Aquellos que deciden tomar la posición contraria y critican furiosos a quienes consideran deshonestos están simplemente adoptando otra pose. Se sobreactúan tanto como el resto, porque su indignación reaccionaria es solamente otra forma de aparecer en público, un avatar más; ruido para el caldo del ruido. El esnobismo de la crítica es la muerte del ejercicio crítico y así muere también el humor, porque no se puede ver a la distancia, no hay perspectiva ni tiempo, solamente aspavientos innecesarios.

 

Decidimos quedarnos con esa exaltación constante, porque somos impotentes ante nuestra realidad, como cuando no sabemos qué más argumentos usar en una discusión y empezamos a gritar.

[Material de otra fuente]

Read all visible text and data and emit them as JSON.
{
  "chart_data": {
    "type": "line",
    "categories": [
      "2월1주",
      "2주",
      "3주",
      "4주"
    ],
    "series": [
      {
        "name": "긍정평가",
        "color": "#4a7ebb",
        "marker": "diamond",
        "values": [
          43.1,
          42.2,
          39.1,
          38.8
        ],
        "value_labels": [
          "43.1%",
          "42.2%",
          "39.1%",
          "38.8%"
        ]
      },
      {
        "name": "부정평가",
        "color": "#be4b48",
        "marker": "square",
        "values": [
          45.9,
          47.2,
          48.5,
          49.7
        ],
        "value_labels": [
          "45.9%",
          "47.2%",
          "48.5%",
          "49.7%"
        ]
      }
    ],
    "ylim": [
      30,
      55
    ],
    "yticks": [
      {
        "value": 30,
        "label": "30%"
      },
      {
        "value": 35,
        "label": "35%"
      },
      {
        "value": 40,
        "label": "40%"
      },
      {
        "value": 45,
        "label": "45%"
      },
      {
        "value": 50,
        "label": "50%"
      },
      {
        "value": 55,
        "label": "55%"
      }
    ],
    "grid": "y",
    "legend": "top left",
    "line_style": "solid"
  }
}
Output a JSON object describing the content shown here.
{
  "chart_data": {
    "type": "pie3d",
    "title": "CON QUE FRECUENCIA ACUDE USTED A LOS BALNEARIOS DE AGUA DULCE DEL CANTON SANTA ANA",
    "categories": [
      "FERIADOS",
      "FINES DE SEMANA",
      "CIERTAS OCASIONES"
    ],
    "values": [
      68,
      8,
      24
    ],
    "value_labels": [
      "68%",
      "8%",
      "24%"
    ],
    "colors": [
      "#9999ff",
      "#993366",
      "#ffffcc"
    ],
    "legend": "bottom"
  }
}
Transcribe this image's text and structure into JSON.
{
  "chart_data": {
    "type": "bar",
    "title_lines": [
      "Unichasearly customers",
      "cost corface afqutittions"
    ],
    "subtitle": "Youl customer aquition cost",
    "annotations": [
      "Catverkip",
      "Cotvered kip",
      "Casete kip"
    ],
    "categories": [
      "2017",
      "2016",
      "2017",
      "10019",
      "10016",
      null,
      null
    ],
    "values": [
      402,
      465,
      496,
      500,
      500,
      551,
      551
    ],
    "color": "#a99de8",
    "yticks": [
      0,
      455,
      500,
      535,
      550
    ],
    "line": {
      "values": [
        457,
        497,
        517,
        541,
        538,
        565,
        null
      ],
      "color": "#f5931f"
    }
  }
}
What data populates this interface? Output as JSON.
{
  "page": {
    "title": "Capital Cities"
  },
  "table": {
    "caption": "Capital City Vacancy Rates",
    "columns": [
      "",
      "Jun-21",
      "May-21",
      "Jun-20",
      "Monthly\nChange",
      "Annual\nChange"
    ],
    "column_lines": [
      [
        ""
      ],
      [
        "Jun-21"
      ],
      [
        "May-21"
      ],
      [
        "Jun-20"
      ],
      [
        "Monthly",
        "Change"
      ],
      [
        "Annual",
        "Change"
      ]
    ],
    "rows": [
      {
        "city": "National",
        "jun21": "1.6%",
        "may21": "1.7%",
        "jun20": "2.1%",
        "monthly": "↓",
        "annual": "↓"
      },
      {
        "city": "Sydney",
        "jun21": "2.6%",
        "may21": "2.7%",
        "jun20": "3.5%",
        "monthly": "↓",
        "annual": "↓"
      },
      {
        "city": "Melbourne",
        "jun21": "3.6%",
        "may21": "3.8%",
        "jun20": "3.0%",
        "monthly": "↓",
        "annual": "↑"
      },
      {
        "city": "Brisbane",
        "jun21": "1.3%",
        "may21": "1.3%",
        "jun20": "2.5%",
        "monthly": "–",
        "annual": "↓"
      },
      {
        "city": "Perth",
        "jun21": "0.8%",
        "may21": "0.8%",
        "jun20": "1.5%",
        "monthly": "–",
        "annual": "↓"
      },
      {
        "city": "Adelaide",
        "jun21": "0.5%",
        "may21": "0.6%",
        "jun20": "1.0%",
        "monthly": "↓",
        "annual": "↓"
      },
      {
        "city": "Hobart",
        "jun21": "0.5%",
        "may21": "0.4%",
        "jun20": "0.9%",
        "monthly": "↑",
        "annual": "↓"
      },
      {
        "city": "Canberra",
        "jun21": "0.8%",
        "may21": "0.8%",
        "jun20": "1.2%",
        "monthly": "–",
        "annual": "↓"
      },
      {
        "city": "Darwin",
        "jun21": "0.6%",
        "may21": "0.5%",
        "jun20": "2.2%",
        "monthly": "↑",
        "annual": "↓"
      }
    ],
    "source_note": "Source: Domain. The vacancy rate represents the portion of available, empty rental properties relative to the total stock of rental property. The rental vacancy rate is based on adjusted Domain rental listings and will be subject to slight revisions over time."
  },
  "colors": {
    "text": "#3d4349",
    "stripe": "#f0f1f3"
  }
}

Gritamos todo el día, a todas horas, porque no podemos contra el horror, la incompetencia de nuestros gobernantes, lo incierto de la economía, etc., pero sobre todo, porque somos incapaces de lidiar con nosotros mismos, con el aburrimiento y la soledad que nos abruman, la certeza de que no tenemos mucho que decir y nadie nos está poniendo atención.

 

El verdadero aglutinante de la sociedad son las conversaciones. Si existe algo que nos haya mantenido unidos como seres humanos, conscientes y despiertos al valor de la presencia de los otros, atentos a nuestro propio valor como personas, es el diálogo, la capacidad de comunicarnos con los demás. En medio de este drama ridículo que hemos montado para nuestras vidas, la comunicación es la primera sacrificada, porque todo lo que hay son monólogos y nadie merece que le crean cuando está haciendo tormentas en un vaso de agua.

 

Es más, no merecemos creer en nosotros mismos, porque todo el escándalo que hacemos en torno a las cosas más insignificantes de nuestra existencia hace a la larga que el cúmulo de nuestra vida sea diminuto, en comparación con el volumen que quisimos darle. El silencio está poco a poco convirtiéndose en un deber social, un rasgo respetable de nuestra humanidad ajeno a nuestra realidad inflada. No deseo que nos condenemos a la indolencia, ni siquiera a la flema, pero sí espero que en la reflexión y la escucha aparezca la verdadera comunicación, para que todas las cosas cobren la dimensión que en realidad tienen y la verdad nos haga libres, ahora sí.